We all have a purpose, or at least we should do. Why do you do what you do? This is something we commonly consider when it comes to our careers or we think about when we look in the mirror on a Monday morning when we wish we could stay in bed! It’s something that we don’t tend to consider too often when we set our goals.

The most common goals people tell me about are weight loss, get fitter and get rid of the flabby bits. Some will have a genuine reason for making a change, some will even have a holiday or event to motivate them but the majority don’t, they just know they need to make a change, even if it is just to feel more confident and feel better about themselves again.

Way Of Life

Exercise, eating better etc should be a way of life rather than for short term gain to truly make a life-changing difference but it’s useful to have a goal to get us started and a purpose behind it. What’s prompting you to want to start exercising? What point did you get to to prompt you into making a change? Why do you want to make a change? How will your life improve as a result? There are lots of questions we can ask ourselves but knowing the reason why is important.

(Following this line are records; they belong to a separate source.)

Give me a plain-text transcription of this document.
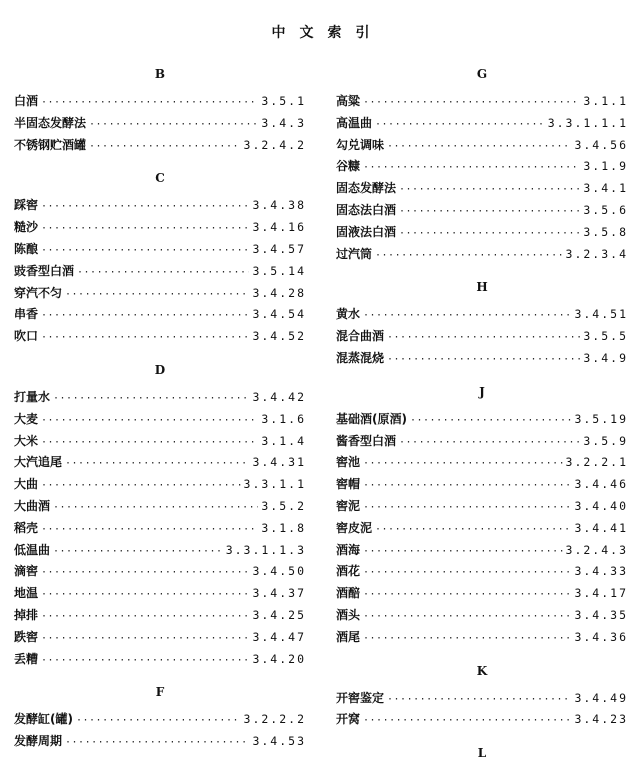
中文索引
B
白酒 ·····	3.5.1
半固态发酵法 ·····	3.4.3
不锈钢贮酒罐 ·····	3.2.4.2
C
踩窖 ·····	3.4.38
糙沙 ·····	3.4.16
陈酿 ·····	3.4.57
豉香型白酒 ·····	3.5.14
穿汽不匀 ·····	3.4.28
串香 ·····	3.4.54
吹口 ·····	3.4.52
D
打量水 ·····	3.4.42
大麦 ·····	3.1.6
大米 ·····	3.1.4
大汽追尾 ·····	3.4.31
大曲 ·····	3.3.1.1
大曲酒 ·····	3.5.2
稻壳 ·····	3.1.8
低温曲 ·····	3.3.1.1.3
滴窖 ·····	3.4.50
地温 ·····	3.4.37
掉排 ·····	3.4.25
跌窖 ·····	3.4.47
丢糟 ·····	3.4.20
F
发酵缸(罐) ·····	3.2.2.2
发酵周期 ·····	3.4.53
G
高粱 ·····	3.1.1
高温曲 ·····	3.3.1.1.1
勾兑调味 ·····	3.4.56
谷糠 ·····	3.1.9
固态发酵法 ·····	3.4.1
固态法白酒 ·····	3.5.6
固液法白酒 ·····	3.5.8
过汽筒 ·····	3.2.3.4
H
黄水 ·····	3.4.51
混合曲酒 ·····	3.5.5
混蒸混烧 ·····	3.4.9
J
基础酒(原酒) ·····	3.5.19
酱香型白酒 ·····	3.5.9
窖池 ·····	3.2.2.1
窖帽 ·····	3.4.46
窖泥 ·····	3.4.40
窖皮泥 ·····	3.4.41
酒海 ·····	3.2.4.3
酒花 ·····	3.4.33
酒醅 ·····	3.4.17
酒头 ·····	3.4.35
酒尾 ·····	3.4.36
K
开窖鉴定 ·····	3.4.49
开窝 ·····	3.4.23
L
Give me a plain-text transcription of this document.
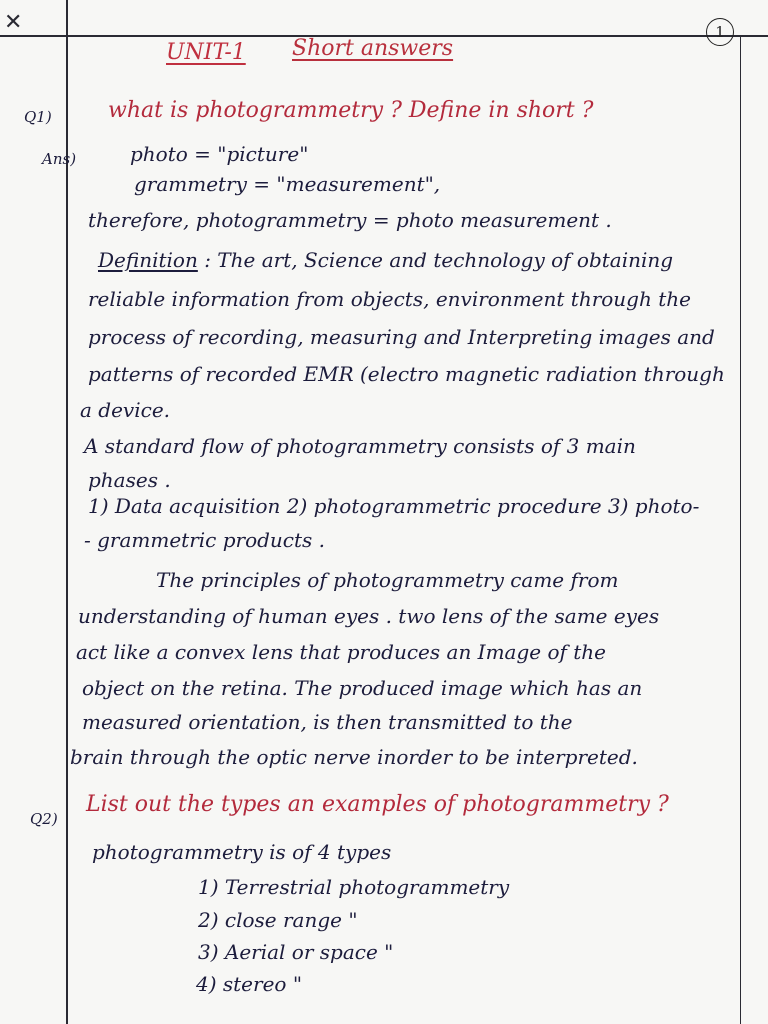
✕	1
UNIT-1 Short answers
Q1)	what is photogrammetry ? Define in short ?
Ans)	photo = "picture"
grammetry = "measurement",
therefore, photogrammetry = photo measurement .
Definition : The art, Science and technology of obtaining
reliable information from objects, environment through the
process of recording, measuring and Interpreting images and
patterns of recorded EMR (electro magnetic radiation through
a device.
A standard flow of photogrammetry consists of 3 main
phases .
1) Data acquisition 2) photogrammetric procedure 3) photo-
- grammetric products .
The principles of photogrammetry came from
understanding of human eyes . two lens of the same eyes
act like a convex lens that produces an Image of the
object on the retina. The produced image which has an
measured orientation, is then transmitted to the
brain through the optic nerve inorder to be interpreted.
Q2)
List out the types an examples of photogrammetry ?
photogrammetry is of 4 types
1) Terrestrial photogrammetry
2) close range "
3) Aerial or space "
4) stereo "
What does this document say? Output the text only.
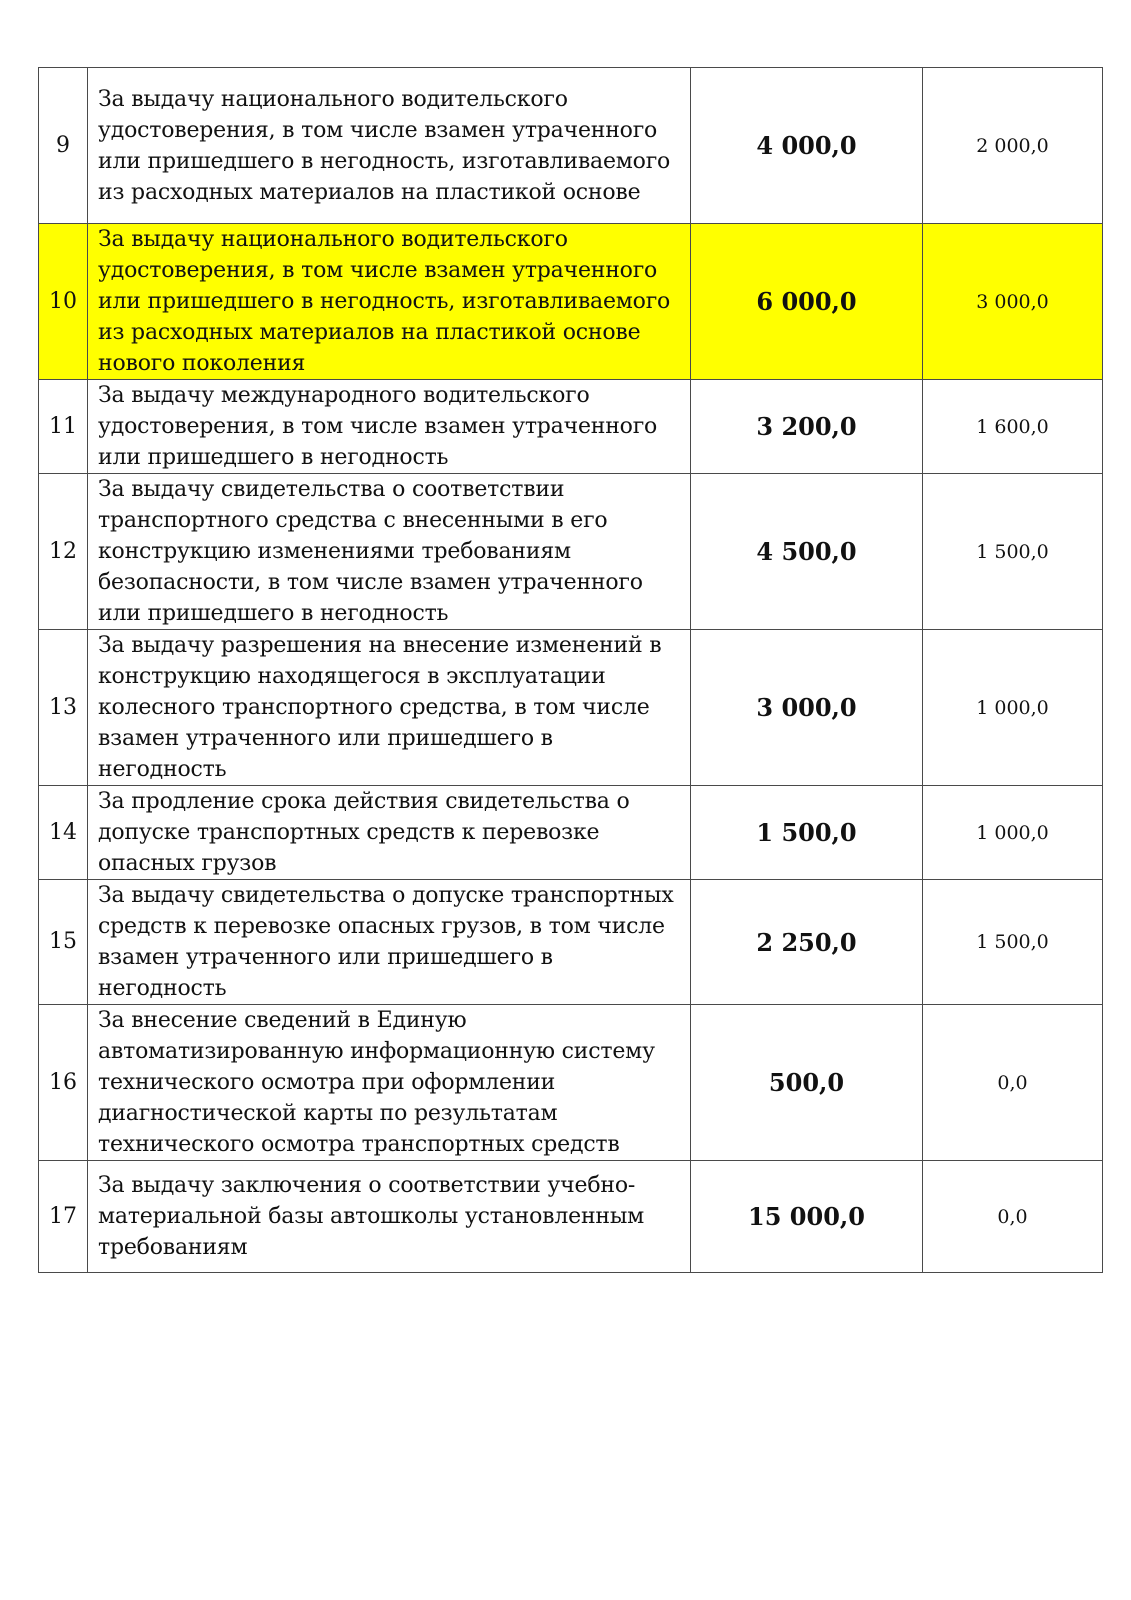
9	За выдачу национального водительского удостоверения, в том числе взамен утраченного или пришедшего в негодность, изготавливаемого из расходных материалов на пластикой основе	4 000,0	2 000,0
10	За выдачу национального водительского удостоверения, в том числе взамен утраченного или пришедшего в негодность, изготавливаемого из расходных материалов на пластикой основе нового поколения	6 000,0	3 000,0
11	За выдачу международного водительского удостоверения, в том числе взамен утраченного или пришедшего в негодность	3 200,0	1 600,0
12	За выдачу свидетельства о соответствии транспортного средства с внесенными в его конструкцию изменениями требованиям безопасности, в том числе взамен утраченного или пришедшего в негодность	4 500,0	1 500,0
13	За выдачу разрешения на внесение изменений в конструкцию находящегося в эксплуатации колесного транспортного средства, в том числе взамен утраченного или пришедшего в негодность	3 000,0	1 000,0
14	За продление срока действия свидетельства о допуске транспортных средств к перевозке опасных грузов	1 500,0	1 000,0
15	За выдачу свидетельства о допуске транспортных средств к перевозке опасных грузов, в том числе взамен утраченного или пришедшего в негодность	2 250,0	1 500,0
16	За внесение сведений в Единую автоматизированную информационную систему технического осмотра при оформлении диагностической карты по результатам технического осмотра транспортных средств	500,0	0,0
17	За выдачу заключения о соответствии учебно-материальной базы автошколы установленным требованиям	15 000,0	0,0
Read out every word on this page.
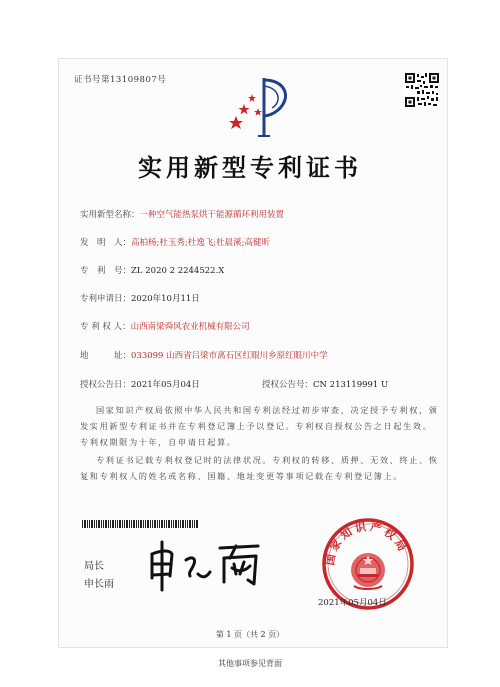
证书号第13109807号
实用新型专利证书
实用新型名称：一种空气能热泵烘干能源循环利用装置
发　明　人：高柏杨;杜玉秀;杜逸飞;杜晨溪;高健昕
专　利　号：ZL 2020 2 2244522.X
专利申请日：2020年10月11日
专 利 权 人：山西南梁舜风农业机械有限公司
地　　　址：033099 山西省吕梁市离石区红眼川乡原红眼川中学
授权公告日：2021年05月04日	授权公告号：CN 213119991 U
国家知识产权局依照中华人民共和国专利法经过初步审查，决定授予专利权，颁发实用新型专利证书并在专利登记簿上予以登记。专利权自授权公告之日起生效。专利权期限为十年，自申请日起算。
专利证书记载专利权登记时的法律状况。专利权的转移、质押、无效、终止、恢复和专利权人的姓名或名称、国籍、地址变更等事项记载在专利登记簿上。
局长
申长雨
国家知识产权局
2021年05月04日
第 1 页（共 2 页）
其他事项参见背面
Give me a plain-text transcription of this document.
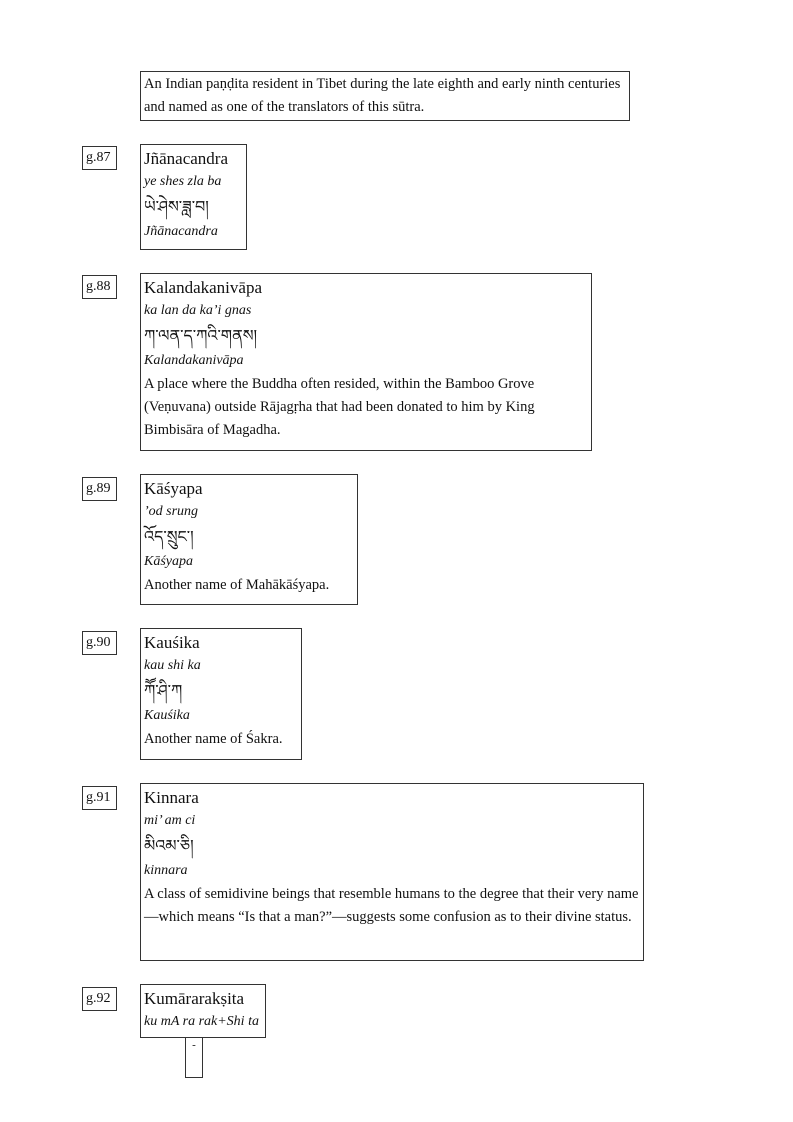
An Indian paṇḍita resident in Tibet during the late eighth and early ninth centuries and named as one of the translators of this sūtra.
g.87	Jñānacandra
ye shes zla ba
ཡེ་ཤེས་ཟླ་བ།
Jñānacandra
g.88	Kalandakanivāpa
ka lan da ka’i gnas
ཀ་ལན་ད་ཀའི་གནས།
Kalandakanivāpa
A place where the Buddha often resided, within the Bamboo Grove (Veṇuvana) outside Rājagṛha that had been donated to him by King Bimbisāra of Magadha.
g.89	Kāśyapa
’od srung
འོད་སྲུང་།
Kāśyapa
Another name of Mahākāśyapa.
g.90	Kauśika
kau shi ka
ཀཽ་ཤི་ཀ
Kauśika
Another name of Śakra.
g.91	Kinnara
mi’ am ci
མིའམ་ཅི།
kinnara
A class of semidivine beings that resemble humans to the degree that their very name—which means “Is that a man?”—suggests some confusion as to their divine status.
g.92	Kumārarakṣita
ku mA ra rak+Shi ta
-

Let me tell you about my purpose. My main goal in 2017 is to run a sub 3hr 15 minute marathon in order to qualify for a Good For Age place in the 2018 London Marathon. You can read about my progress here. It’s something I’ve always wanted to do partly to prove that you can achieve anything at any age. My main purpose though is much more meaningful. In August, it will be 20 years since I first developed a back problem, where I experienced muscle spasms the length of my back and was signed off work for 4 weeks. During that time off, I entered the London Marathon and it was that day in April, 1998 that changed my life. That event gave me so much satisfaction and confidence and also gave me the desire to help inspire others to go after the things they previously could only dream of. If I could do it, anybody could. If that day hadn’t happened, I’m not sure where I would be now or what I would be doing and I can say for certainty that I wouldn’t be writing this post now. I wouldn’t have had the courage to change my career and study to get into fitness.

Working Harder

Going back to London next April would be a dream for me but I know that getting through the ballot is so much harder now than it was back then and so working harder in training to earn my place would be so much more meaningful to me. I no longer experience back pain like I did back then thanks to everything I’ve learned throughout my career in fitness and now nothing makes me happier than being able to help others recover from things that have been holding them back.

When you think about your goals now, what’s your purpose for achieving them? What would you like to be able to do that you struggle to just now? How would you like your life to be compared to now? It doesn’t necessarily mean you have to change career but the journey often leads you to discovering a passion for something you would never really have considered before.